A side note: This technique is not meant to resolve the issue in question, it is only meant to prevent the argument (and the unpleasantness and disrespect that often accompanies an argument). Therefore, setting time aside to calmly re-address the issue in question will still be necessary later on.
Here are a few suggestions of how to drop an argument once indicators are sighted:
1) Acknowledge the argument. Let your partner know that you see an argument coming. Also, it’s a good idea not to tell your partner what behaviors of theirs you are observing while in the moment. This will come out as contemptuous and actually make it worse. If your partner wants to know what you noticed later when things are calm, that’s a better time to address any indicators you saw. Keep an open mind, as sometimes your partner may have some for you, too.
2) Request a break from the conversation. Though this is a “request,” it’s really just a nicety. If your partner is beyond the argument threshold, you may just have to request the break and then walk away. Beware of the partner that tries to persist. This makes your job harder, but it’s still necessary to be the one to drop the argument.
3) Leave the room.
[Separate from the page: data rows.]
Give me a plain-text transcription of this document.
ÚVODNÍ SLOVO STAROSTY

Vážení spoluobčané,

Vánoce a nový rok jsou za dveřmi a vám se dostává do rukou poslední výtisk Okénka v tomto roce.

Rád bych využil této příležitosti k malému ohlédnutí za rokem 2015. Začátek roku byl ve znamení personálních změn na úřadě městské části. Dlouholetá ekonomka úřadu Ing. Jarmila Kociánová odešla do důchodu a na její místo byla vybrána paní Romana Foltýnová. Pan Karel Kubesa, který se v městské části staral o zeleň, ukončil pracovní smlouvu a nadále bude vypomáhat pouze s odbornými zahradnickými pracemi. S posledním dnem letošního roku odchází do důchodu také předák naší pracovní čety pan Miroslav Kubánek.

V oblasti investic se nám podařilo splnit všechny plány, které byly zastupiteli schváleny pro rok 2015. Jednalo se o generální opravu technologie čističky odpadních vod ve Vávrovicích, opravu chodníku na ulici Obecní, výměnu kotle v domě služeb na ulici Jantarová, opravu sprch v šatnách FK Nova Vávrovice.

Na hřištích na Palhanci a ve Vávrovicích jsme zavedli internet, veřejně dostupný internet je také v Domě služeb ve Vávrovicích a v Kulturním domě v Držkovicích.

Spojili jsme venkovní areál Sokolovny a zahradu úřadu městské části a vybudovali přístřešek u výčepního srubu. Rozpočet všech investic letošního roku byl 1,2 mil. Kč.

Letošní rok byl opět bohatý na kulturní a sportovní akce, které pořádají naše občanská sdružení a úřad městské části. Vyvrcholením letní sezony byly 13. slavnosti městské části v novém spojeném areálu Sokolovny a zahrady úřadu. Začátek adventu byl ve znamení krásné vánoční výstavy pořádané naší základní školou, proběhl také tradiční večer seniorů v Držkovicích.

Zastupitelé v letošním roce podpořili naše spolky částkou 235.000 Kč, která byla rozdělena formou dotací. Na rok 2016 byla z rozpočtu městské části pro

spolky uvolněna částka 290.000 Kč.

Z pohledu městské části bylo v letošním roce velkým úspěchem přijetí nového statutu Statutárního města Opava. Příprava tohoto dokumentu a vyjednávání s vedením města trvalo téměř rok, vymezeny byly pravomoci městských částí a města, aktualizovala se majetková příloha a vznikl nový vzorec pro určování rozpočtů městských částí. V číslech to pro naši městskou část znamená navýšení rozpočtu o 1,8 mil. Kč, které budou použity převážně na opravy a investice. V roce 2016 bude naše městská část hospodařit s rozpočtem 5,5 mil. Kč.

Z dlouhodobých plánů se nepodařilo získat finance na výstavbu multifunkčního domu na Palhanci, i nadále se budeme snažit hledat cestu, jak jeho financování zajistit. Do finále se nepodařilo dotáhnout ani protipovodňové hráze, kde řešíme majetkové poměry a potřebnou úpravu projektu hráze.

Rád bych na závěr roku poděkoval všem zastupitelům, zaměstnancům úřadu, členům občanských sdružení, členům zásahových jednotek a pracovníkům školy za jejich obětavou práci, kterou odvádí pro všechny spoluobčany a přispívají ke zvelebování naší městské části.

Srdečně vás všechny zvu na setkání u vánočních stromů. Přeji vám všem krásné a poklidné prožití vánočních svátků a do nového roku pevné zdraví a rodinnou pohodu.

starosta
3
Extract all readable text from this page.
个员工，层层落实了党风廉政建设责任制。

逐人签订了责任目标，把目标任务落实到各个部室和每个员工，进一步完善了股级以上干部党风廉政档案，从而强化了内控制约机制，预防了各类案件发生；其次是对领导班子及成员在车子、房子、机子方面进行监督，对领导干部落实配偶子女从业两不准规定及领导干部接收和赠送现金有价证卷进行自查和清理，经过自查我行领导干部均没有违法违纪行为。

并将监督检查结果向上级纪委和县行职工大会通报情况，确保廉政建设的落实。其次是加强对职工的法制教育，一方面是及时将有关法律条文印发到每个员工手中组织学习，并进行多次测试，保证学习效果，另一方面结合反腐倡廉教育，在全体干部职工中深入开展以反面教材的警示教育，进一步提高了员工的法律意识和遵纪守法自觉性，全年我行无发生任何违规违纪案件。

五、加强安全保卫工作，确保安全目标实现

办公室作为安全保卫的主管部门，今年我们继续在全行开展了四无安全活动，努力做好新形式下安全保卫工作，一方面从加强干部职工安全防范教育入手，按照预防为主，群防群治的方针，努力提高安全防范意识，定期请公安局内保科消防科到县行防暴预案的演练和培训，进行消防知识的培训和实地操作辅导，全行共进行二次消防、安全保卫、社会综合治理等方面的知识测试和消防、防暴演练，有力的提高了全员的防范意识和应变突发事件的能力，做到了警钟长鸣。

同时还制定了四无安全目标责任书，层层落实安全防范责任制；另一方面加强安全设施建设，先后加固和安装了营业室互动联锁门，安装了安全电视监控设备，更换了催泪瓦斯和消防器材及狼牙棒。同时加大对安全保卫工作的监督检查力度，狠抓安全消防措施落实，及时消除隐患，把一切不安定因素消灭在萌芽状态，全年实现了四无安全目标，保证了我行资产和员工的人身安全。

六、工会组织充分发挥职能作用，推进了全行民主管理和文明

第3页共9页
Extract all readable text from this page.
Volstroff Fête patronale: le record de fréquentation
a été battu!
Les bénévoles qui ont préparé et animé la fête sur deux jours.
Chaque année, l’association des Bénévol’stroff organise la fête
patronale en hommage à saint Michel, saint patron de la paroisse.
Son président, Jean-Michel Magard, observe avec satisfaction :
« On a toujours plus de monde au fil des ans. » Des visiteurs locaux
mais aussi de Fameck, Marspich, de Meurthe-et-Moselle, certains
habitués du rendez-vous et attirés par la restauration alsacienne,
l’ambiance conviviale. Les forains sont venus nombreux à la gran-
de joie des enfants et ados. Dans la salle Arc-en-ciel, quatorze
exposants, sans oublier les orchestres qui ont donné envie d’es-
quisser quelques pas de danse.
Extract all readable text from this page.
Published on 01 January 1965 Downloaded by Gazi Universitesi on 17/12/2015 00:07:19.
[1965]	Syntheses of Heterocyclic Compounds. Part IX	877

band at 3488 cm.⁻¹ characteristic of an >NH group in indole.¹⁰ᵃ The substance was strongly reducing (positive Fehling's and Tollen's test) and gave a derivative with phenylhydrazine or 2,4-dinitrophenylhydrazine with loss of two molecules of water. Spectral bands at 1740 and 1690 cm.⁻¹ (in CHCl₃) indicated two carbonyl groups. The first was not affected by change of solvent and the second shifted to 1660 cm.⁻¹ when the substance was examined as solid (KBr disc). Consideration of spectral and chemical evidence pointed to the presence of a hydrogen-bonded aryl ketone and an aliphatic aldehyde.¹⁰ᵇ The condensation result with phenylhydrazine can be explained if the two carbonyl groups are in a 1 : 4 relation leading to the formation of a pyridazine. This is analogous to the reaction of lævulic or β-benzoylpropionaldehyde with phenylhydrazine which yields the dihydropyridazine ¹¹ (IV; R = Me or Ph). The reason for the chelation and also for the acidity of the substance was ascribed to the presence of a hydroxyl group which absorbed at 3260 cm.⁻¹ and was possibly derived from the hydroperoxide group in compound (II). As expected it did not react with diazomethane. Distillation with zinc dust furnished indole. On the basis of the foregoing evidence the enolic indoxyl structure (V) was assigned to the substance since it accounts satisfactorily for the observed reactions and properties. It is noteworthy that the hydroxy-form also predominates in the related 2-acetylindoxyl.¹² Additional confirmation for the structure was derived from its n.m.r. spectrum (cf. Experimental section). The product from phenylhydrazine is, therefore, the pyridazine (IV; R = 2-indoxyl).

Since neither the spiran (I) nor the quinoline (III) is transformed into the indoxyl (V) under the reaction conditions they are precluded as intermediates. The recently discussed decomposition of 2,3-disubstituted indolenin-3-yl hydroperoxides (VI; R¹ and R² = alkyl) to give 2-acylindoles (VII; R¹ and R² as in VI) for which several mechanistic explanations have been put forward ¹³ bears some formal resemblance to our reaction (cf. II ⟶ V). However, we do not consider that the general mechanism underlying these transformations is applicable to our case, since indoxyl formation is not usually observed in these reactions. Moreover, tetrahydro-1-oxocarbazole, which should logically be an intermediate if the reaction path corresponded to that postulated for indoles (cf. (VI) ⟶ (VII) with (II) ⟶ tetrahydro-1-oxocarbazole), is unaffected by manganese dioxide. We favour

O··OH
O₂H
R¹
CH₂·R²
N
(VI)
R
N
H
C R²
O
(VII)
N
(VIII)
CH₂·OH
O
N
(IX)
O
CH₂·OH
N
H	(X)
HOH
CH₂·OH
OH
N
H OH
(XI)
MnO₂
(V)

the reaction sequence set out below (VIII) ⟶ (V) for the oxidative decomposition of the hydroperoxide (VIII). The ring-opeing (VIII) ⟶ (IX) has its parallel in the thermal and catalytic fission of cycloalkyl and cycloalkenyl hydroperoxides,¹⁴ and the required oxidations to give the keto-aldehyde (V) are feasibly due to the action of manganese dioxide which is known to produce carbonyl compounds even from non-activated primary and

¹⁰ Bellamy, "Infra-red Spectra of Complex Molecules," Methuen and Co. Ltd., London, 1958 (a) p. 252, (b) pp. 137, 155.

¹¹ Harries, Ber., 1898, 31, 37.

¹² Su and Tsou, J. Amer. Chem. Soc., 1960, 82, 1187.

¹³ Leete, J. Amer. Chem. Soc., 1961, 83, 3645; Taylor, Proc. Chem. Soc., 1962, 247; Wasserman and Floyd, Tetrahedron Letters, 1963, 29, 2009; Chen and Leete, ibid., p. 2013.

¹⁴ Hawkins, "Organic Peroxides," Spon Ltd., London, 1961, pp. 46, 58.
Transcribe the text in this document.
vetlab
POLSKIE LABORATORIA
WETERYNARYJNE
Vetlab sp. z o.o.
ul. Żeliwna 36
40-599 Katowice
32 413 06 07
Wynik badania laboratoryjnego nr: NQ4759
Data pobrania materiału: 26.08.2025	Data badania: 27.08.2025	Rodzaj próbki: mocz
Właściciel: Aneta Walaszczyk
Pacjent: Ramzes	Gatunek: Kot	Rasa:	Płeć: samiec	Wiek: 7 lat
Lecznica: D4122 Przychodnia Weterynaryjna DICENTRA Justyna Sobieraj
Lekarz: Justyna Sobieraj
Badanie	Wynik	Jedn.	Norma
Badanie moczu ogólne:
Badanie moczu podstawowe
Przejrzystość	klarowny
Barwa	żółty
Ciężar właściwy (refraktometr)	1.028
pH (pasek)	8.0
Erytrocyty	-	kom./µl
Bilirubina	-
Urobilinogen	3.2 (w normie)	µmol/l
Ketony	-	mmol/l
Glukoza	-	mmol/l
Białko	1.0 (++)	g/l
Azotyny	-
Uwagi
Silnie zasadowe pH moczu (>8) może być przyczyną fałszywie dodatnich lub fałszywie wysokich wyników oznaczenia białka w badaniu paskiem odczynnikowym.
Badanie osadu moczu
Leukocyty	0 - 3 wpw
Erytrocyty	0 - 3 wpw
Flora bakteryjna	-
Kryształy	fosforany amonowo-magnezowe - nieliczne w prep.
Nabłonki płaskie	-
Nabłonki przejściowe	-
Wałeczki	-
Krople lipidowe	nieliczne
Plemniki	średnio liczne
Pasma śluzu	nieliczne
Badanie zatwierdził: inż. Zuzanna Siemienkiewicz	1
When emotions are more intense, it may take leaving the room or house to fully break away from the argument. If you are followed out, remind your partner that you’re not leaving because of them, you’re leaving because you don’t want to end up arguing and you don’t trust yourself right now to not argue.
4) Change the Subject. This one requires some skill since it’s not only your own emotions you’re contending with, but also your partner’s. If you know of a topic that will distract your partner in a positive way, this can soothe some of the dysregulation in the room. For example, if your partner likes talking about work, sports, books, tv, etc., bringing up a topic of interest early enough in the process may be a positive repair of the situation.
5) Reward yourself. I don’t recommend keeping score of who stops more arguments. Inevitably, one begins to feel annoyed if there’s an idea that they’re starting more arguments. But when you acknowledge yourself preventing an argument that could have happened were it not for your efforts, do a little something positive for yourself for it.
Remember, it’s not easily possible to stop every argument, and some mild arguing is even a healthy thing for a relationship. Don’t be discouraged if some slip through.